Наше «я» и немецкое «я»

Н. Шелгунов

И действительно, «немец» есть представление о каком-то качестве, которого у нас нет, и, в то же время, о каком-то недостатке, которого нам иметь бы не хотелось. <…>

Первобытный тевтон, оставивший свой первобытный лес и расставшийся со звериною шкурой, много поработал, изменял, приспособлял и устраивал, прежде чем установил себе новый порядок жизни, создал иные привычки и из тевтона превратился в немца. <…>

Любопытно, что так называемая немецкая культура наблюдается только у протестантских народов, а у католических ее нет.

<…> Немецко-протестантская культура не оставила в покое ни одного уголка ни в чувствах, ни в мыслях своих последователей, ку­да бы она ни забралась и где бы она ни установила точного порядка и гармонии. Этим занялся еще Мартин Лютер, который был впол­не практический реформатор, очень хорошо понимавший, чего он хочет. Оттого-то немцы и приняли так охотно лютеранство, что оно сулило им не журавля в небе как папство и католичество, а обеща­ло лучший порядок на земле, которого они от католичества добить­ся не могли.

Лютеранство стало, таким образом, для немцев духовно-нравст­венною школой для устройства земных отношений. Оно и обняло их действительно всех, начиная с отношений родителей к детям и детей к родителям, господ к прислуге и крестьянам, и прислуги и кресть­ян к господам и кончая отношениями народа к власти и власти к на­роду. Это была цельная, точная, подробная до мелочей инструкция для человеческого поведения, в которой для всякой обязанности и всякого права имелось точное указание, частью писанное, частью, и если маленький немец усваивал все эти правила хорошо, внимательно и прилежно сначала дома, под руководством родителей, а потом в школе, под руководством учителя, и в церкви, под руководством пастора, то из него получался настоящий большой «не­мец», т. е. человек, с точными, ясными и твердо усвоенными правилами и понятиями, разрешавшими ему всякие вопросы жизни, и с привычками порядка во всем его личном обиходе. <…>

А между тем и у нас есть культура, и вполне несомненная культура. Мы тоже появились на свет не прямо «русскими», а были снача­ла «славянами», как немцы были сначала «тевтонами». С тех пор как император Маврикий видел славян живущими в пещерах, точ­но медведи в берлогах, свершилось в жизни славян много перемен и бывший пещерный славянин вырос в большое, даже очень боль­шое, государственное тело, назвавшееся Россией. Русская культура также несомненна, как и культура немецкая; она выражается и в на­шем русском быте, и в нашем русском обиходе, и в русских нравах, и в том особенном характере внутренних отношений, которые нем­цы называют «русскими».

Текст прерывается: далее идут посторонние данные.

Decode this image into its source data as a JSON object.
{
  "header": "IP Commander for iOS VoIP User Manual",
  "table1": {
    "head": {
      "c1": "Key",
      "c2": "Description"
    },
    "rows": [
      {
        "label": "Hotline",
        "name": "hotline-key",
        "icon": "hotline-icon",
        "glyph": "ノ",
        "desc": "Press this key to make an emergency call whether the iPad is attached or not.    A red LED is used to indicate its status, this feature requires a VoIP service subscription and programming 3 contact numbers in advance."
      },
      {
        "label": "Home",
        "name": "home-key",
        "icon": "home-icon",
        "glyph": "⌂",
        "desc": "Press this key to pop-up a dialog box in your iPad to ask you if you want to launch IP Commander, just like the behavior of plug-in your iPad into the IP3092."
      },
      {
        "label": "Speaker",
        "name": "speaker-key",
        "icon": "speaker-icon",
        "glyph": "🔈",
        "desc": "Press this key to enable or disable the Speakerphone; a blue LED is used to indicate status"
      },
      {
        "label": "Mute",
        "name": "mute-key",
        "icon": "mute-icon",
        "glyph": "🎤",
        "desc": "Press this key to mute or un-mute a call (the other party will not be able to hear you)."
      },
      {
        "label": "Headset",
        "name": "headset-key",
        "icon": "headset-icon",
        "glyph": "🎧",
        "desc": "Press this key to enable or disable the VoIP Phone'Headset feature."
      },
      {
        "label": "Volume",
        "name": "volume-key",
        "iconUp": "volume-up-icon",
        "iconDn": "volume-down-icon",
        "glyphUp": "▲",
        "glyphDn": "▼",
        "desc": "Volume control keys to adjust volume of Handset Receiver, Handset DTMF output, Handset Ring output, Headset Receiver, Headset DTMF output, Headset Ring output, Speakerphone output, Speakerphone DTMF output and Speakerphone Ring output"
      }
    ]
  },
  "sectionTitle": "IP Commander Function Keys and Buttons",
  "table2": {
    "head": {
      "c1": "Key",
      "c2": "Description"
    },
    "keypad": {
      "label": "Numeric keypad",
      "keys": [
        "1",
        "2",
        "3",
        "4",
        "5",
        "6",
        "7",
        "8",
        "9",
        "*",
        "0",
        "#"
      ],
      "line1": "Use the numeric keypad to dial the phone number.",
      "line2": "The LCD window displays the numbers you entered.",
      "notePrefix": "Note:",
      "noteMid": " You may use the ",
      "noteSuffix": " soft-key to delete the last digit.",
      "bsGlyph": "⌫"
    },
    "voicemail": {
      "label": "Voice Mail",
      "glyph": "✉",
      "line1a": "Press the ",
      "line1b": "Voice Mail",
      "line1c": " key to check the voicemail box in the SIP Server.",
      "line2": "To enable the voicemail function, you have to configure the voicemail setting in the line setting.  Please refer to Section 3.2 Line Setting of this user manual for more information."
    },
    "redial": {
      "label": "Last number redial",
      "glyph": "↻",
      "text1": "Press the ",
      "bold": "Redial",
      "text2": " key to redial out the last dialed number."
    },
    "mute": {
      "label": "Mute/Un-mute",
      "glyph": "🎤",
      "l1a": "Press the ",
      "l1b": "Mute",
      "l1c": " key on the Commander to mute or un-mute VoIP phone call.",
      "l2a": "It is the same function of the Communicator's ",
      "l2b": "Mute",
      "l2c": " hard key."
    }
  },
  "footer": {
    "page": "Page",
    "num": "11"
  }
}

Как для нас «немец» составляет понятие вполне определен­ное, так и для немца «русский» тоже вполне определенное поня­тие. А если все это так, если существует русская культура, и такая же самостоятельная, как немецкая, то отчего же немец держит себя со спокойным и уверенным достоинством, точно он господин своей собственной судьбы, точно только он сам один ее для себя и делает, и сделает ее непременно такою, какою хочет, а мы, русские, создав­шие себе просторное и громадное отечество, в котором никогда не заходит солнце, ходим какою-то неуверенною поступью, опустив глаза книзу?

Наше «я» и немецкое «я» // В кн.: Очерки русской жизни. СПб., 1895. С. 412-416.